Cloud Security Posture Management (CSPM)
The document is also embracing a new buzzword, CSPM, for which it also provides a workable definition: CSPM is
“a continuous process of monitoring a cloud environment by identifying, alerting on, and mitigating cloud vulnerabilities; reducing risk; and improving cloud security.”
I have to confess that we’re currently at page 32 of the report and I’m starting to run out of steam, so let me just call your attention to a few points. If anyone is writing more extensively about this section, please let me know! I would love to read it.
First off, the memo states that CSPM covers what you would expect, like continuous monitoring and alerting when cloud resources or data protection mechanisms are out of compliance or have vulnerabilities, but also things like privilege and identity management.
Second, according to the memo, segmenting networks is an important security practice that falls under CSPM. Specifically:
Agencies should carefully manage the different authentication realms that they will use in their environments. An authentication realm is any unique form of authentication that allows a user, process, or system to access another process or system.
Authentication realms are important because, as I’ve noted before, the federal government is deprecating VPNs.
As agencies move into the cloud, their assets cannot be protected by this castle and moat paradigm. Agencies will likely operate in a multi-cloud environment where they have varied levels of control over perimeters. In IaaS environments, agencies will probably be able to emulate traditional network defenses and add action-based defenses that provide adversary detection through misinformation and redirection; such protections are likely unavailable in a SaaS environment.
Finally, logging and auditing.
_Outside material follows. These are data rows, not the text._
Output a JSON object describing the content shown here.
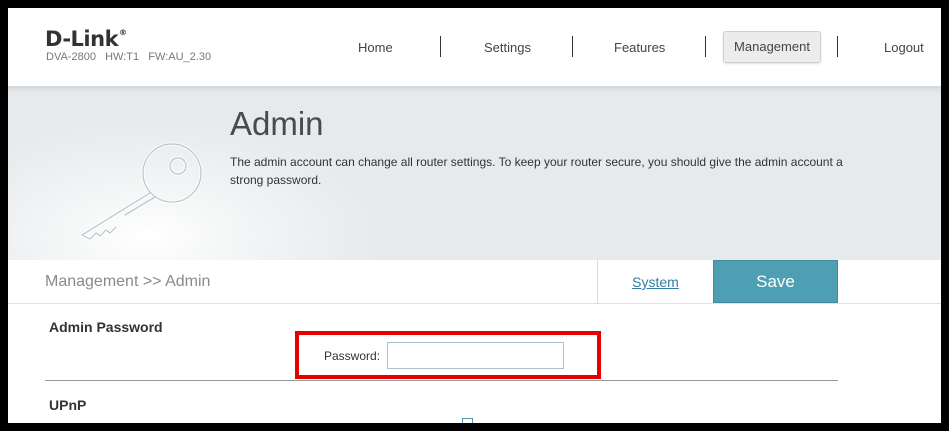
{
  "header": {
    "brand": "D-Link",
    "brand_mark": "®",
    "model": "DVA-2800   HW:T1   FW:AU_2.30"
  },
  "nav": {
    "home": "Home",
    "settings": "Settings",
    "features": "Features",
    "management": "Management",
    "logout": "Logout",
    "active": "Management"
  },
  "banner": {
    "icon": "key-icon",
    "title": "Admin",
    "description": "The admin account can change all router settings. To keep your router secure, you should give the admin account a strong password."
  },
  "toolbar": {
    "breadcrumb": "Management >> Admin",
    "system_link": "System",
    "save_label": "Save"
  },
  "admin_password": {
    "section_title": "Admin Password",
    "password_label": "Password:",
    "password_value": ""
  },
  "upnp": {
    "section_title": "UPnP"
  },
  "colors": {
    "accent": "#4e9fb3",
    "link": "#2f7fa6",
    "highlight": "#e60000"
  }
}
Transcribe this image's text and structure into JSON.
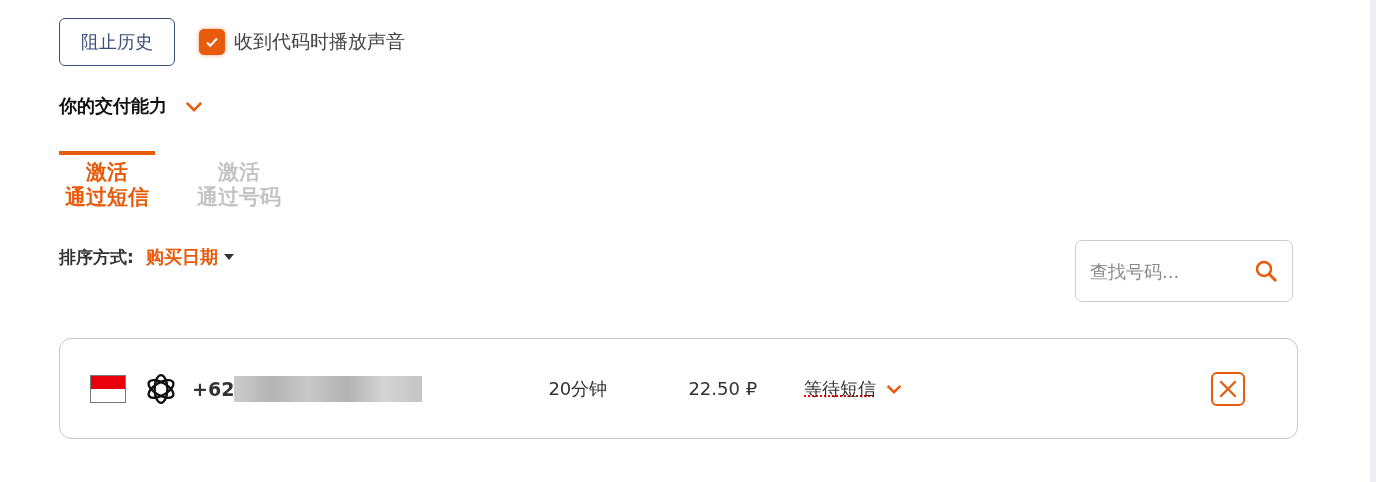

The document recommends collecting logs in a centralized location, putting them through a SIEM, and alerting on anomalous behaviors.
Summarizing the CISA Document
The document is, in some ways, gently nudging the federal government into the cloud. Agencies should use cloud agnostic tooling where possible, as well as centralized IAM and SSO that segments different environments. However, it's still ok to self-host your identity provider (even if that is a known vector of attack), and while SaaS solutions are OK to use, agencies should decide on a case by case basis whether to self host commercial solutions. (This last point is so interesting, I wonder if it will change in coming years).
Finally, the old-fashioned separation of duties between backend developers and production engineers has disappeared; instead, agencies need to find more modern ways to build separation of duties into their processes (e.g., code reviews, multiparty authorization), to ensure code robustness, the ability to stop insider attacks, and cloud infrastructure security.